痛みは、からだに起こった異常を知らせる警告反応としてとても大切な役割を持ち、いろいろな病気にともなう症状の一つです。そのため、すべての診療科で治療をされてきていると思います。精密検査を行い、原因を突き止め、治療を進める。そして病気が治ると痛みも落ち着く、といった流れのように。 しかし、根本治療は完治したのに痛みだけが残ったり、原因がはっきりとせずに痛みが取れないでいると、痛みは私たちにとって有益な存在から不必要なもの、さらには有害な存在へと変わります。すると痛みは、からだにストレスを引き起こし、身体的や精神的な苦痛をともない、情緒不安定、摂食障害、不眠などに陥り、生活の質を低下させます。 痛みは、「百害あって一利なし。」適切に対処して痛みを緩和させることが大切です。 ペインクリニックとは、従来の医療では充分に対応しきれない痛みをはじめとしてからだのいろいろな不調を専門的に治療する医療です。 痛みは、治療が早ければ早いほどその治療効果も高く、遅くなれば治療が難しくなったり、痛みが慢性化したり、より強くなることもあります。痛みが強い場合や長く続く場合は、我慢せず、痛みの治療を専門とするペインクリニック専門医に相談することが大切です。 痛みに悩んでいる方、痛みがあってもどこに相談すればいいのか分からない方、まずはお気軽にご相談ください。
治療方針
ペインクリニックでは、患者さん一人ひとりのからだの状態やライフスタイルを考えて、生活の質の維持と向上を目指します。 主な治療方法としては、痛みを引き起こしている神経の近くに局所麻酔薬や痛み止めの注射を用いた神経ブロック療法をおこない痛みを鎮め、身体の中にある痛みを抑える物質を動員して痛みを治していきます。さらに、薬物療法、東洋医学(鍼灸、漢方薬)、物理療法(リハビリ)、心理療法などを効率よく組み合わせ、治療効果をあげていきます。 また、これら専門性の高い技術を用いて痛みを伴わないシビレや麻痺、冷えなどの病気の治療も行います。
痛みのしくみ
このように痛みが進んでいく流れが『痛みの悪循環』と呼ばれ、この流れを遮断する効果的な方法が神経ブロック療法です
神経ブロックとは
神経ブロックとは、痛みを伝えている神経(知覚神経)や交感神経節(慢性的な痛みに関与)の近くに少量の局所麻酔薬を注入して、痛みを伝えにくくし、血液の流れやよどみを改善して、痛みを治す治療方法です。 ひとの身体は、もともと自己を修復する自然治癒力があるため、一時的に痛みを抑えると、痛みを抑える物質が集まり痛みを軽減させるように自然治癒が促されます。 また、交感神経は自律神経でもあり、血液の循環や身体のバランスに関わりがあります。

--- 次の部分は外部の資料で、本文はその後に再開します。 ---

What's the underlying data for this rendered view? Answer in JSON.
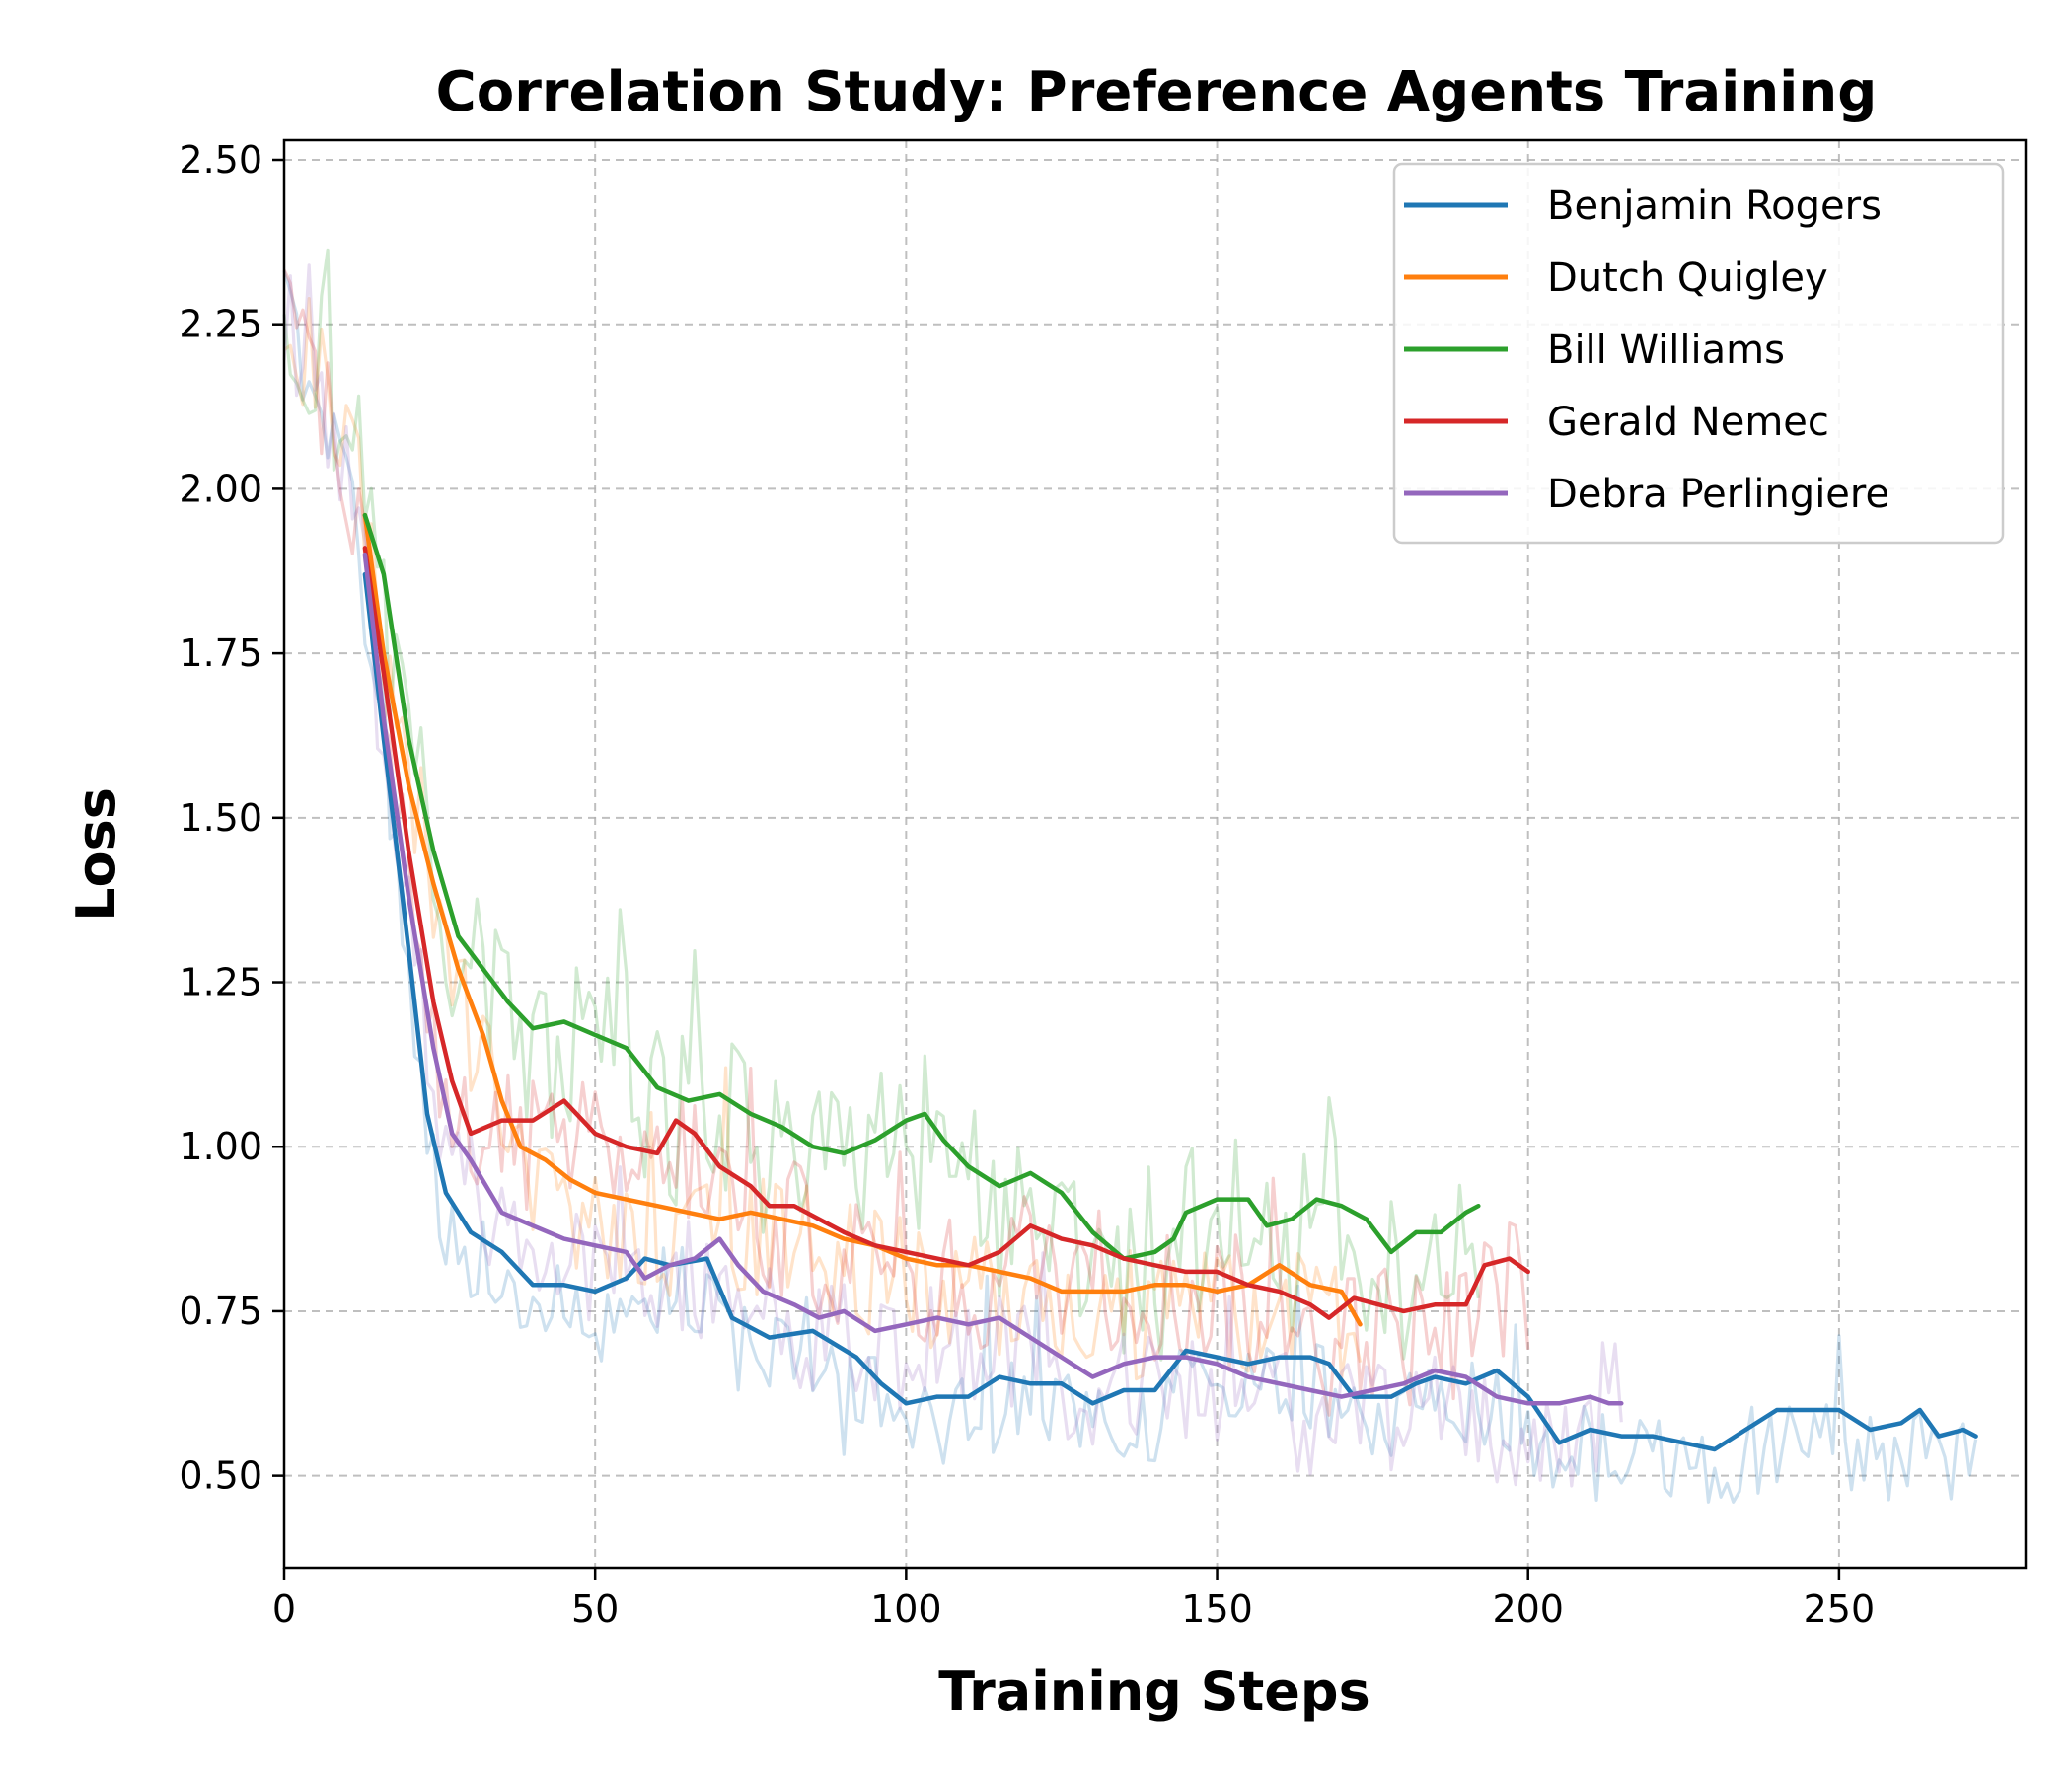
{
  "chart_data": {
    "type": "line",
    "title": "Correlation Study: Preference Agents Training",
    "xlabel": "Training Steps",
    "ylabel": "Loss",
    "xlim": [
      0,
      280
    ],
    "ylim": [
      0.36,
      2.53
    ],
    "xticks": [
      0,
      50,
      100,
      150,
      200,
      250
    ],
    "yticks": [
      0.5,
      0.75,
      1.0,
      1.25,
      1.5,
      1.75,
      2.0,
      2.25,
      2.5
    ],
    "xtick_labels": [
      "0",
      "50",
      "100",
      "150",
      "200",
      "250"
    ],
    "ytick_labels": [
      "0.50",
      "0.75",
      "1.00",
      "1.25",
      "1.50",
      "1.75",
      "2.00",
      "2.25",
      "2.50"
    ],
    "grid": true,
    "legend_position": "top-right",
    "smoothing_note": "faint raw curves start at step 0; bold moving-average curves start at step 13",
    "series": [
      {
        "name": "Benjamin Rogers",
        "color": "#1f77b4",
        "raw_start": 0,
        "raw_end": 272,
        "raw_noise": 0.07,
        "smoothed": [
          [
            13,
            1.87
          ],
          [
            16,
            1.62
          ],
          [
            20,
            1.3
          ],
          [
            23,
            1.05
          ],
          [
            26,
            0.93
          ],
          [
            30,
            0.87
          ],
          [
            35,
            0.84
          ],
          [
            40,
            0.79
          ],
          [
            45,
            0.79
          ],
          [
            50,
            0.78
          ],
          [
            55,
            0.8
          ],
          [
            58,
            0.83
          ],
          [
            62,
            0.82
          ],
          [
            68,
            0.83
          ],
          [
            72,
            0.74
          ],
          [
            78,
            0.71
          ],
          [
            85,
            0.72
          ],
          [
            92,
            0.68
          ],
          [
            96,
            0.64
          ],
          [
            100,
            0.61
          ],
          [
            105,
            0.62
          ],
          [
            110,
            0.62
          ],
          [
            115,
            0.65
          ],
          [
            120,
            0.64
          ],
          [
            125,
            0.64
          ],
          [
            130,
            0.61
          ],
          [
            135,
            0.63
          ],
          [
            140,
            0.63
          ],
          [
            145,
            0.69
          ],
          [
            150,
            0.68
          ],
          [
            155,
            0.67
          ],
          [
            160,
            0.68
          ],
          [
            165,
            0.68
          ],
          [
            168,
            0.67
          ],
          [
            172,
            0.62
          ],
          [
            178,
            0.62
          ],
          [
            182,
            0.64
          ],
          [
            185,
            0.65
          ],
          [
            190,
            0.64
          ],
          [
            195,
            0.66
          ],
          [
            200,
            0.62
          ],
          [
            205,
            0.55
          ],
          [
            210,
            0.57
          ],
          [
            215,
            0.56
          ],
          [
            220,
            0.56
          ],
          [
            225,
            0.55
          ],
          [
            230,
            0.54
          ],
          [
            235,
            0.57
          ],
          [
            240,
            0.6
          ],
          [
            245,
            0.6
          ],
          [
            250,
            0.6
          ],
          [
            255,
            0.57
          ],
          [
            260,
            0.58
          ],
          [
            263,
            0.6
          ],
          [
            266,
            0.56
          ],
          [
            270,
            0.57
          ],
          [
            272,
            0.56
          ]
        ]
      },
      {
        "name": "Dutch Quigley",
        "color": "#ff7f0e",
        "raw_start": 0,
        "raw_end": 173,
        "raw_noise": 0.1,
        "smoothed": [
          [
            13,
            1.96
          ],
          [
            16,
            1.75
          ],
          [
            20,
            1.55
          ],
          [
            24,
            1.4
          ],
          [
            28,
            1.27
          ],
          [
            32,
            1.17
          ],
          [
            35,
            1.07
          ],
          [
            38,
            1.0
          ],
          [
            42,
            0.98
          ],
          [
            46,
            0.95
          ],
          [
            50,
            0.93
          ],
          [
            55,
            0.92
          ],
          [
            60,
            0.91
          ],
          [
            65,
            0.9
          ],
          [
            70,
            0.89
          ],
          [
            75,
            0.9
          ],
          [
            80,
            0.89
          ],
          [
            85,
            0.88
          ],
          [
            90,
            0.86
          ],
          [
            95,
            0.85
          ],
          [
            100,
            0.83
          ],
          [
            105,
            0.82
          ],
          [
            110,
            0.82
          ],
          [
            115,
            0.81
          ],
          [
            120,
            0.8
          ],
          [
            125,
            0.78
          ],
          [
            130,
            0.78
          ],
          [
            135,
            0.78
          ],
          [
            140,
            0.79
          ],
          [
            145,
            0.79
          ],
          [
            150,
            0.78
          ],
          [
            155,
            0.79
          ],
          [
            160,
            0.82
          ],
          [
            165,
            0.79
          ],
          [
            170,
            0.78
          ],
          [
            173,
            0.73
          ]
        ]
      },
      {
        "name": "Bill Williams",
        "color": "#2ca02c",
        "raw_start": 0,
        "raw_end": 192,
        "raw_noise": 0.14,
        "smoothed": [
          [
            13,
            1.96
          ],
          [
            16,
            1.87
          ],
          [
            20,
            1.62
          ],
          [
            24,
            1.45
          ],
          [
            28,
            1.32
          ],
          [
            32,
            1.27
          ],
          [
            36,
            1.22
          ],
          [
            40,
            1.18
          ],
          [
            45,
            1.19
          ],
          [
            50,
            1.17
          ],
          [
            55,
            1.15
          ],
          [
            60,
            1.09
          ],
          [
            65,
            1.07
          ],
          [
            70,
            1.08
          ],
          [
            75,
            1.05
          ],
          [
            80,
            1.03
          ],
          [
            85,
            1.0
          ],
          [
            90,
            0.99
          ],
          [
            95,
            1.01
          ],
          [
            100,
            1.04
          ],
          [
            103,
            1.05
          ],
          [
            106,
            1.01
          ],
          [
            110,
            0.97
          ],
          [
            115,
            0.94
          ],
          [
            120,
            0.96
          ],
          [
            125,
            0.93
          ],
          [
            130,
            0.87
          ],
          [
            135,
            0.83
          ],
          [
            140,
            0.84
          ],
          [
            143,
            0.86
          ],
          [
            145,
            0.9
          ],
          [
            150,
            0.92
          ],
          [
            155,
            0.92
          ],
          [
            158,
            0.88
          ],
          [
            162,
            0.89
          ],
          [
            166,
            0.92
          ],
          [
            170,
            0.91
          ],
          [
            174,
            0.89
          ],
          [
            178,
            0.84
          ],
          [
            182,
            0.87
          ],
          [
            186,
            0.87
          ],
          [
            190,
            0.9
          ],
          [
            192,
            0.91
          ]
        ]
      },
      {
        "name": "Gerald Nemec",
        "color": "#d62728",
        "raw_start": 0,
        "raw_end": 200,
        "raw_noise": 0.11,
        "smoothed": [
          [
            13,
            1.91
          ],
          [
            16,
            1.72
          ],
          [
            20,
            1.45
          ],
          [
            24,
            1.22
          ],
          [
            27,
            1.1
          ],
          [
            30,
            1.02
          ],
          [
            35,
            1.04
          ],
          [
            40,
            1.04
          ],
          [
            45,
            1.07
          ],
          [
            50,
            1.02
          ],
          [
            55,
            1.0
          ],
          [
            60,
            0.99
          ],
          [
            63,
            1.04
          ],
          [
            66,
            1.02
          ],
          [
            70,
            0.97
          ],
          [
            75,
            0.94
          ],
          [
            78,
            0.91
          ],
          [
            82,
            0.91
          ],
          [
            86,
            0.89
          ],
          [
            90,
            0.87
          ],
          [
            95,
            0.85
          ],
          [
            100,
            0.84
          ],
          [
            105,
            0.83
          ],
          [
            110,
            0.82
          ],
          [
            115,
            0.84
          ],
          [
            120,
            0.88
          ],
          [
            125,
            0.86
          ],
          [
            130,
            0.85
          ],
          [
            135,
            0.83
          ],
          [
            140,
            0.82
          ],
          [
            145,
            0.81
          ],
          [
            150,
            0.81
          ],
          [
            155,
            0.79
          ],
          [
            160,
            0.78
          ],
          [
            165,
            0.76
          ],
          [
            168,
            0.74
          ],
          [
            172,
            0.77
          ],
          [
            176,
            0.76
          ],
          [
            180,
            0.75
          ],
          [
            185,
            0.76
          ],
          [
            190,
            0.76
          ],
          [
            193,
            0.82
          ],
          [
            197,
            0.83
          ],
          [
            200,
            0.81
          ]
        ]
      },
      {
        "name": "Debra Perlingiere",
        "color": "#9467bd",
        "raw_start": 0,
        "raw_end": 215,
        "raw_noise": 0.09,
        "smoothed": [
          [
            13,
            1.9
          ],
          [
            16,
            1.65
          ],
          [
            20,
            1.38
          ],
          [
            24,
            1.15
          ],
          [
            27,
            1.02
          ],
          [
            30,
            0.98
          ],
          [
            35,
            0.9
          ],
          [
            40,
            0.88
          ],
          [
            45,
            0.86
          ],
          [
            50,
            0.85
          ],
          [
            55,
            0.84
          ],
          [
            58,
            0.8
          ],
          [
            62,
            0.82
          ],
          [
            66,
            0.83
          ],
          [
            70,
            0.86
          ],
          [
            73,
            0.82
          ],
          [
            77,
            0.78
          ],
          [
            82,
            0.76
          ],
          [
            86,
            0.74
          ],
          [
            90,
            0.75
          ],
          [
            95,
            0.72
          ],
          [
            100,
            0.73
          ],
          [
            105,
            0.74
          ],
          [
            110,
            0.73
          ],
          [
            115,
            0.74
          ],
          [
            120,
            0.71
          ],
          [
            125,
            0.68
          ],
          [
            130,
            0.65
          ],
          [
            135,
            0.67
          ],
          [
            140,
            0.68
          ],
          [
            145,
            0.68
          ],
          [
            150,
            0.67
          ],
          [
            155,
            0.65
          ],
          [
            160,
            0.64
          ],
          [
            165,
            0.63
          ],
          [
            170,
            0.62
          ],
          [
            175,
            0.63
          ],
          [
            180,
            0.64
          ],
          [
            185,
            0.66
          ],
          [
            190,
            0.65
          ],
          [
            195,
            0.62
          ],
          [
            200,
            0.61
          ],
          [
            205,
            0.61
          ],
          [
            210,
            0.62
          ],
          [
            213,
            0.61
          ],
          [
            215,
            0.61
          ]
        ]
      }
    ]
  }
}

痛みは慢性的になると交感神経が持続して緊張状態となるため、血液の循環が悪く気分不良を引き起こします。ここを神経ブロックすることで痛みのある部位の血行を改善し、発痛物質を洗い流して痛みを軽減させます。さらに自律神経の改善により身体のバランスを整えられます。 このように神経ブロックは、痛みだけではなく血行障害や身体の変調にも働きかけるため、手足のシビレや冷え、かおの麻痺、かゆみ、自律神経の失調にも効果的です。
よく使われる神経ブロック
トリガーポイント注射
トリガーポイントとは、疼痛誘発点と呼ばれて、『最も痛みの強いところ』、『押さえると一番ひびくところ』をいいます。ここに局所麻酔薬(少量のステロイドを加えるとより効果的)を注射して、痛みを和らげ筋肉や組織の緊張を抑えることで症状を改善します。定期的に行うことで、筋緊張が解消され動きがスムーズになります。
星状神経節ブロック
星状神経節は、のどの近く、左右に存在する交感神経節です。星状神経節ブロックとは、この部位に局所麻酔薬を注入することで、血管を拡張させて血行を改善する治療方法です。交感神経の一時的な遮断により、ブロック側の頭部から顔面、上肢、胸の上部までの血液の循環が良くなります。自律神経を改善させる唯一の治療法です。(症状が劇的に解消される反面、急変することもあり麻酔科専門医による処置が肝要となります)
硬膜外ブロック
硬膜外ブロックは、脊髄神経を保護している硬膜の周囲(硬膜外腔と呼ばれる)へ局所麻酔薬や少量のステロイドを注入する治療方法で、脊椎骨の隙間(背骨と背骨のあいだ)から細い針を使って注射します。 硬膜外腔は、首の後ろから骨盤までがあるので、頭部以外の痛みに用いることができます。(頚胸部、腰部、仙骨部) 硬膜外ブロックでは、知覚神経、交感神経ともに遮断するため、痛みだけでなく血流の改善にも効果があるため冷えの改善にも。